KBRA Affirms BBB Rating to Colorado High Performance Transportation Enterprise’s $501 Million I-25 North Express Lanes Revenue Bonds (TIFIA)
7 Aug 2024 | New York
KBRA affirms its BBB rating for the Colorado High Performance Transportation Enterprise (HPTE) I-25 North Express Lanes Revenue Bonds. The Outlook is Stable. The financing plan consists of a loan of $501 million from the U.S. Department of Transportation (the lender) to HPTE. This loan, which is evidenced by a project bond (the TIFIA bond), constitutes federal project credit assistance under the Transportation Infrastructure Finance and Innovation Act (TIFIA) for the I-25 North Express Lanes Project (the project). The TIFIA bond achieved financial close as of August 3, 2023.
The TIFIA bond has a subordinate lien priority in toll revenues and other cash flows generated in connection with the project, which included only segment 2 and segment 3 of the project as of financial close, as these segments reached substantial close in 2016 and 2020, respectively. The TIFIA bond bears interest at an annual rate of 4.26% and has a maturity date of December 31, 2062. Interest and principal on the TIFIA bond will be paid semiannually. The TIFIA bond will fully amortize by the projected maturity date.

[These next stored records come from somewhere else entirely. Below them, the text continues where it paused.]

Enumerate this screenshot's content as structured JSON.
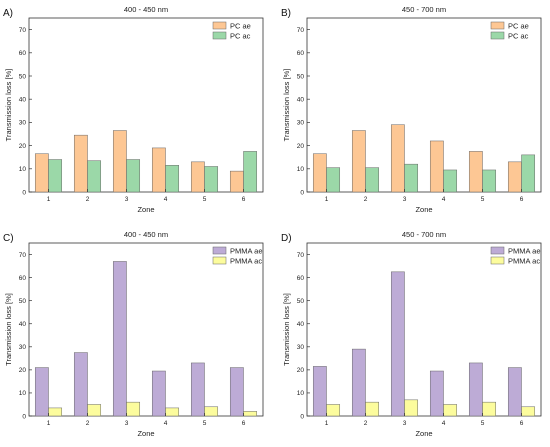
{
  "chart_data": [
    {
      "type": "bar",
      "panel_label": "A)",
      "title": "400 - 450 nm",
      "xlabel": "Zone",
      "ylabel": "Transmission loss [%]",
      "ylim": [
        0,
        75
      ],
      "yticks": [
        0,
        10,
        20,
        30,
        40,
        50,
        60,
        70
      ],
      "categories": [
        "1",
        "2",
        "3",
        "4",
        "5",
        "6"
      ],
      "legend_position": "top-right",
      "series": [
        {
          "name": "PC ae",
          "color": "#fdc794",
          "values": [
            16.5,
            24.5,
            26.5,
            19,
            13,
            9
          ]
        },
        {
          "name": "PC ac",
          "color": "#9bd8a8",
          "values": [
            14,
            13.5,
            14,
            11.5,
            11,
            17.5
          ]
        }
      ]
    },
    {
      "type": "bar",
      "panel_label": "B)",
      "title": "450 - 700 nm",
      "xlabel": "Zone",
      "ylabel": "Transmission loss [%]",
      "ylim": [
        0,
        75
      ],
      "yticks": [
        0,
        10,
        20,
        30,
        40,
        50,
        60,
        70
      ],
      "categories": [
        "1",
        "2",
        "3",
        "4",
        "5",
        "6"
      ],
      "legend_position": "top-right",
      "series": [
        {
          "name": "PC ae",
          "color": "#fdc794",
          "values": [
            16.5,
            26.5,
            29,
            22,
            17.5,
            13
          ]
        },
        {
          "name": "PC ac",
          "color": "#9bd8a8",
          "values": [
            10.5,
            10.5,
            12,
            9.5,
            9.5,
            16
          ]
        }
      ]
    },
    {
      "type": "bar",
      "panel_label": "C)",
      "title": "400 - 450 nm",
      "xlabel": "Zone",
      "ylabel": "Transmission loss [%]",
      "ylim": [
        0,
        75
      ],
      "yticks": [
        0,
        10,
        20,
        30,
        40,
        50,
        60,
        70
      ],
      "categories": [
        "1",
        "2",
        "3",
        "4",
        "5",
        "6"
      ],
      "legend_position": "top-right",
      "series": [
        {
          "name": "PMMA ae",
          "color": "#bdabd6",
          "values": [
            21,
            27.5,
            67,
            19.5,
            23,
            21
          ]
        },
        {
          "name": "PMMA ac",
          "color": "#fcfc9d",
          "values": [
            3.5,
            5,
            6,
            3.5,
            4,
            2
          ]
        }
      ]
    },
    {
      "type": "bar",
      "panel_label": "D)",
      "title": "450 - 700 nm",
      "xlabel": "Zone",
      "ylabel": "Transmission loss [%]",
      "ylim": [
        0,
        75
      ],
      "yticks": [
        0,
        10,
        20,
        30,
        40,
        50,
        60,
        70
      ],
      "categories": [
        "1",
        "2",
        "3",
        "4",
        "5",
        "6"
      ],
      "legend_position": "top-right",
      "series": [
        {
          "name": "PMMA ae",
          "color": "#bdabd6",
          "values": [
            21.5,
            29,
            62.5,
            19.5,
            23,
            21
          ]
        },
        {
          "name": "PMMA ac",
          "color": "#fcfc9d",
          "values": [
            5,
            6,
            7,
            5,
            6,
            4
          ]
        }
      ]
    }
  ]
}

TIFIA bond proceeds will fund eligible project costs for segments 5-8 of the project, which did not form part of the trust estate as of financial close. These segments will only form a part of the trust estate upon reaching substantial completion. As a result, we do not include any potential revenues generated from these segments in our rating case.

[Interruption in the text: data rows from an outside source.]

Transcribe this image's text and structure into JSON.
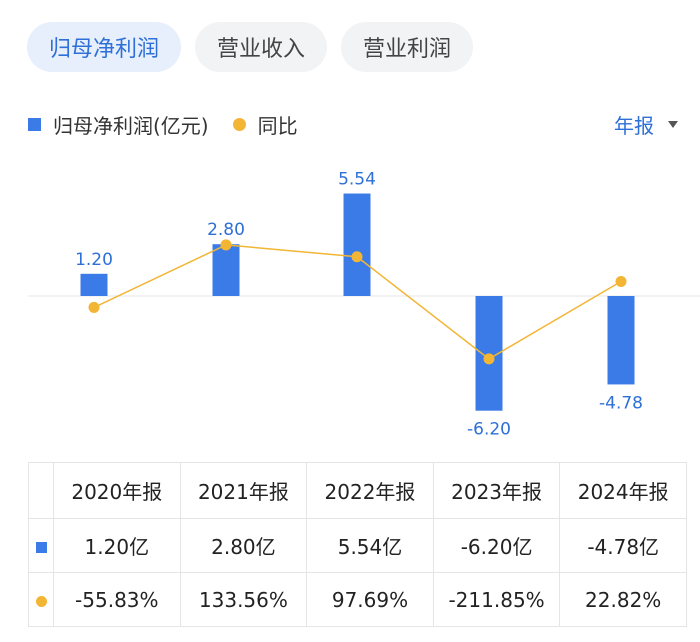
{
  "tabs": [
    {
      "label": "归母净利润",
      "active": true
    },
    {
      "label": "营业收入",
      "active": false
    },
    {
      "label": "营业利润",
      "active": false
    }
  ],
  "legend": {
    "bar_label": "归母净利润(亿元)",
    "line_label": "同比"
  },
  "period_selector": "年报",
  "colors": {
    "bar": "#3b7be8",
    "line": "#f2b534",
    "positive": "#e0464a",
    "negative": "#1a9b62",
    "accent": "#2e6fd8"
  },
  "chart_data": {
    "type": "bar",
    "categories": [
      "2020年报",
      "2021年报",
      "2022年报",
      "2023年报",
      "2024年报"
    ],
    "series": [
      {
        "name": "归母净利润(亿元)",
        "type": "bar",
        "values": [
          1.2,
          2.8,
          5.54,
          -6.2,
          -4.78
        ],
        "labels": [
          "1.20",
          "2.80",
          "5.54",
          "-6.20",
          "-4.78"
        ]
      },
      {
        "name": "同比",
        "type": "line",
        "values": [
          -55.83,
          133.56,
          97.69,
          -211.85,
          22.82
        ]
      }
    ]
  },
  "table": {
    "headers": [
      "2020年报",
      "2021年报",
      "2022年报",
      "2023年报",
      "2024年报"
    ],
    "profit_row": [
      "1.20亿",
      "2.80亿",
      "5.54亿",
      "-6.20亿",
      "-4.78亿"
    ],
    "yoy_row": [
      "-55.83%",
      "133.56%",
      "97.69%",
      "-211.85%",
      "22.82%"
    ]
  }
}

HPTE is partnering with the Colorado Department of Transportation (CDOT) to operate the project in accordance with an intra-agency agreement and the E470 Public Highway Authority (E470 PHA)―a local governmental authority formed by the counties of Adams, Arapahoe, and Douglas―to collect toll revenues and provide other toll services.
Key Credit Considerations
(+) No Construction Risk
Revenues that will service the TIFIA bond are from segment 2 and segment 3, which reached their commercial operation dates in July 2016 and June 2020, respectively.

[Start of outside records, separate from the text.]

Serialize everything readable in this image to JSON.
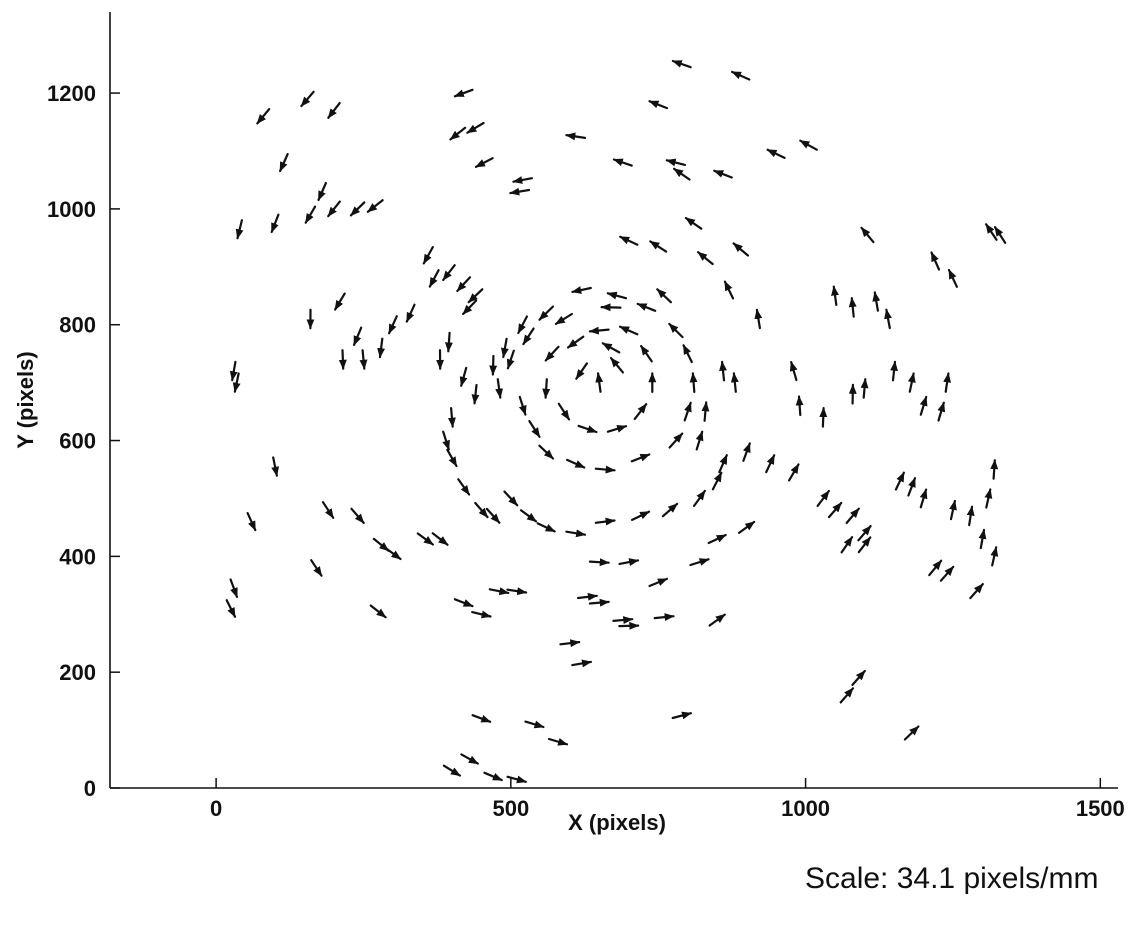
{
  "chart_data": {
    "type": "scatter",
    "subtype": "vector-field",
    "title": "",
    "xlabel": "X (pixels)",
    "ylabel": "Y (pixels)",
    "xlim": [
      -180,
      1530
    ],
    "ylim": [
      0,
      1340
    ],
    "xticks": [
      0,
      500,
      1000,
      1500
    ],
    "yticks": [
      0,
      200,
      400,
      600,
      800,
      1000,
      1200
    ],
    "grid": false,
    "legend": "none",
    "arrow_color": "#111111",
    "field": {
      "center": [
        640,
        700
      ],
      "rotation": "counterclockwise",
      "arrow_length": 32
    },
    "vectors_xy": [
      [
        80,
        1160
      ],
      [
        155,
        1190
      ],
      [
        200,
        1170
      ],
      [
        115,
        1080
      ],
      [
        180,
        1030
      ],
      [
        410,
        1130
      ],
      [
        440,
        1140
      ],
      [
        455,
        1080
      ],
      [
        420,
        1200
      ],
      [
        520,
        1050
      ],
      [
        515,
        1030
      ],
      [
        610,
        1125
      ],
      [
        690,
        1080
      ],
      [
        750,
        1180
      ],
      [
        790,
        1250
      ],
      [
        890,
        1230
      ],
      [
        780,
        1080
      ],
      [
        860,
        1060
      ],
      [
        950,
        1095
      ],
      [
        1005,
        1110
      ],
      [
        40,
        965
      ],
      [
        100,
        975
      ],
      [
        160,
        990
      ],
      [
        200,
        1000
      ],
      [
        240,
        1000
      ],
      [
        270,
        1005
      ],
      [
        790,
        1060
      ],
      [
        700,
        945
      ],
      [
        750,
        935
      ],
      [
        810,
        975
      ],
      [
        830,
        915
      ],
      [
        890,
        930
      ],
      [
        1105,
        955
      ],
      [
        1315,
        960
      ],
      [
        1330,
        955
      ],
      [
        360,
        920
      ],
      [
        370,
        880
      ],
      [
        395,
        890
      ],
      [
        420,
        870
      ],
      [
        440,
        850
      ],
      [
        430,
        830
      ],
      [
        210,
        840
      ],
      [
        240,
        780
      ],
      [
        300,
        800
      ],
      [
        330,
        820
      ],
      [
        280,
        760
      ],
      [
        215,
        740
      ],
      [
        250,
        740
      ],
      [
        160,
        810
      ],
      [
        395,
        770
      ],
      [
        380,
        740
      ],
      [
        620,
        860
      ],
      [
        680,
        850
      ],
      [
        760,
        850
      ],
      [
        870,
        860
      ],
      [
        920,
        810
      ],
      [
        1050,
        850
      ],
      [
        1080,
        830
      ],
      [
        1120,
        840
      ],
      [
        1140,
        810
      ],
      [
        1220,
        910
      ],
      [
        1250,
        880
      ],
      [
        560,
        820
      ],
      [
        520,
        800
      ],
      [
        490,
        760
      ],
      [
        470,
        730
      ],
      [
        480,
        690
      ],
      [
        520,
        660
      ],
      [
        540,
        620
      ],
      [
        560,
        580
      ],
      [
        610,
        560
      ],
      [
        660,
        550
      ],
      [
        720,
        570
      ],
      [
        780,
        600
      ],
      [
        800,
        650
      ],
      [
        810,
        700
      ],
      [
        800,
        750
      ],
      [
        780,
        790
      ],
      [
        730,
        830
      ],
      [
        670,
        830
      ],
      [
        590,
        810
      ],
      [
        530,
        780
      ],
      [
        500,
        740
      ],
      [
        570,
        750
      ],
      [
        560,
        690
      ],
      [
        590,
        650
      ],
      [
        630,
        620
      ],
      [
        680,
        620
      ],
      [
        720,
        650
      ],
      [
        740,
        700
      ],
      [
        730,
        750
      ],
      [
        700,
        790
      ],
      [
        650,
        790
      ],
      [
        610,
        770
      ],
      [
        620,
        720
      ],
      [
        650,
        700
      ],
      [
        680,
        730
      ],
      [
        670,
        760
      ],
      [
        30,
        720
      ],
      [
        35,
        700
      ],
      [
        420,
        710
      ],
      [
        440,
        680
      ],
      [
        400,
        640
      ],
      [
        390,
        600
      ],
      [
        860,
        720
      ],
      [
        880,
        700
      ],
      [
        830,
        650
      ],
      [
        820,
        600
      ],
      [
        980,
        720
      ],
      [
        990,
        660
      ],
      [
        1030,
        640
      ],
      [
        1080,
        680
      ],
      [
        1100,
        690
      ],
      [
        1150,
        720
      ],
      [
        1180,
        700
      ],
      [
        1200,
        660
      ],
      [
        1230,
        650
      ],
      [
        1240,
        700
      ],
      [
        100,
        555
      ],
      [
        60,
        460
      ],
      [
        190,
        480
      ],
      [
        240,
        470
      ],
      [
        280,
        420
      ],
      [
        300,
        405
      ],
      [
        355,
        430
      ],
      [
        380,
        430
      ],
      [
        400,
        570
      ],
      [
        420,
        520
      ],
      [
        450,
        480
      ],
      [
        470,
        470
      ],
      [
        500,
        500
      ],
      [
        530,
        470
      ],
      [
        560,
        450
      ],
      [
        610,
        440
      ],
      [
        660,
        460
      ],
      [
        720,
        470
      ],
      [
        770,
        480
      ],
      [
        820,
        500
      ],
      [
        850,
        530
      ],
      [
        860,
        560
      ],
      [
        900,
        580
      ],
      [
        940,
        560
      ],
      [
        980,
        545
      ],
      [
        1030,
        500
      ],
      [
        1050,
        480
      ],
      [
        1080,
        470
      ],
      [
        1100,
        440
      ],
      [
        1160,
        530
      ],
      [
        1180,
        520
      ],
      [
        1200,
        500
      ],
      [
        1250,
        480
      ],
      [
        1280,
        470
      ],
      [
        1300,
        430
      ],
      [
        1320,
        400
      ],
      [
        1320,
        550
      ],
      [
        1310,
        500
      ],
      [
        1070,
        420
      ],
      [
        1100,
        420
      ],
      [
        1220,
        380
      ],
      [
        1240,
        370
      ],
      [
        1290,
        340
      ],
      [
        30,
        345
      ],
      [
        25,
        310
      ],
      [
        170,
        380
      ],
      [
        275,
        305
      ],
      [
        420,
        320
      ],
      [
        450,
        300
      ],
      [
        480,
        340
      ],
      [
        510,
        340
      ],
      [
        630,
        330
      ],
      [
        650,
        320
      ],
      [
        690,
        290
      ],
      [
        700,
        280
      ],
      [
        760,
        295
      ],
      [
        820,
        390
      ],
      [
        850,
        430
      ],
      [
        900,
        450
      ],
      [
        650,
        390
      ],
      [
        700,
        390
      ],
      [
        750,
        355
      ],
      [
        850,
        290
      ],
      [
        600,
        250
      ],
      [
        620,
        215
      ],
      [
        1070,
        160
      ],
      [
        1090,
        190
      ],
      [
        1180,
        95
      ],
      [
        450,
        120
      ],
      [
        540,
        110
      ],
      [
        580,
        80
      ],
      [
        400,
        30
      ],
      [
        430,
        50
      ],
      [
        470,
        20
      ],
      [
        510,
        15
      ],
      [
        790,
        125
      ]
    ],
    "annotation": "Scale: 34.1 pixels/mm"
  }
}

(+) Revenues in line with Projections
Gross transactions on segment 2 totaled 7.94 million in H2 2023 and H1 2024 (through April), which is in line with the KBRA forecast for these two semi-annual periods (8.1 million). Gross transactions on segment 3 totaled 3.86 million in H2 2023 and H1 2024 (through April) significantly trails KBRA’s forecast of 6.52 million for these two semi-annual periods. Revenue (after leakage), however, is in line at $17.54 million, compared to KBRA’s forecast ($17.9 million).
(+) Transaction Liquidity
The project benefits from several liquidity sources, including a debt service reserve account, operations and maintenance reserve account, and a renewal and replacement account, which are all funded at levels at or above market precedent.
(+) No Debt Service Due
There is no debt service due on the TIFIA bond until 2025.
Rating Sensitivities
A rating upgrade could occur if traffic ramp-up for segment 3 and toll revenues are significantly better than expected and consistently outperform KBRA’s projections.
KBRA may downgrade the rating if traffic volumes are significantly lower than KBRA’s projections, resulting in cash flows available for debt service consistently below KBRA’s projections.
ESG Considerations
Environmental Factors
Given that vehicles are responsible for a meaningful portion of carbon emissions, there could be future regulation or policies that discourage single-occupancy vehicles typically used by commuters, which could impact traffic levels and tolling revenues.
Social Factors
The I-25 Express Lanes are an essential component of the interstate highway system connecting the greater Denver metropolitan region. Project revenues are reliant on traffic volumes from the surrounding neighborhoods, which can be influenced by a multitude of social factors including employment levels and household income. The project benefits from a diversified local economy with higher GDP per capita and median income than the national average.
Governance Factors
HPTE will have oversight of the project throughout the term of the debt. HPTE is owned by the State of Colorado and governed by an independent board of directors. Coordination between HPTE and other governmental agencies, including CDOT and the toll services provider, will be integral in operating and collecting revenues from the project. Policy changes or a lack of transparency between the parties could negatively impact the project.
Surveillance Rating Rationale
Under KBRA’s rating case, we expect the project to have an average DSCR of 2.3x through the term of the bonds. The rating and Stable Outlook reflect the project’s contractual structure, historical performance, and robust coverages through the term. These attributes and the project’s KBRA Project Risk Score (KPRS) score of Strong, together with the strong performance over the surveillance period, support an affirmation of the BBB rating.
Outlook
The Stable Outlook reflects the substantial liquidity in place during the operations phase and experience of the operators. A rating upgrade may occur if ramp-up on segment 3 is stronger than expected and traffic significantly exceeds expectations. A downgrade may occur if traffic volumes are consistently lower than KBRA’s projections during the operations phase.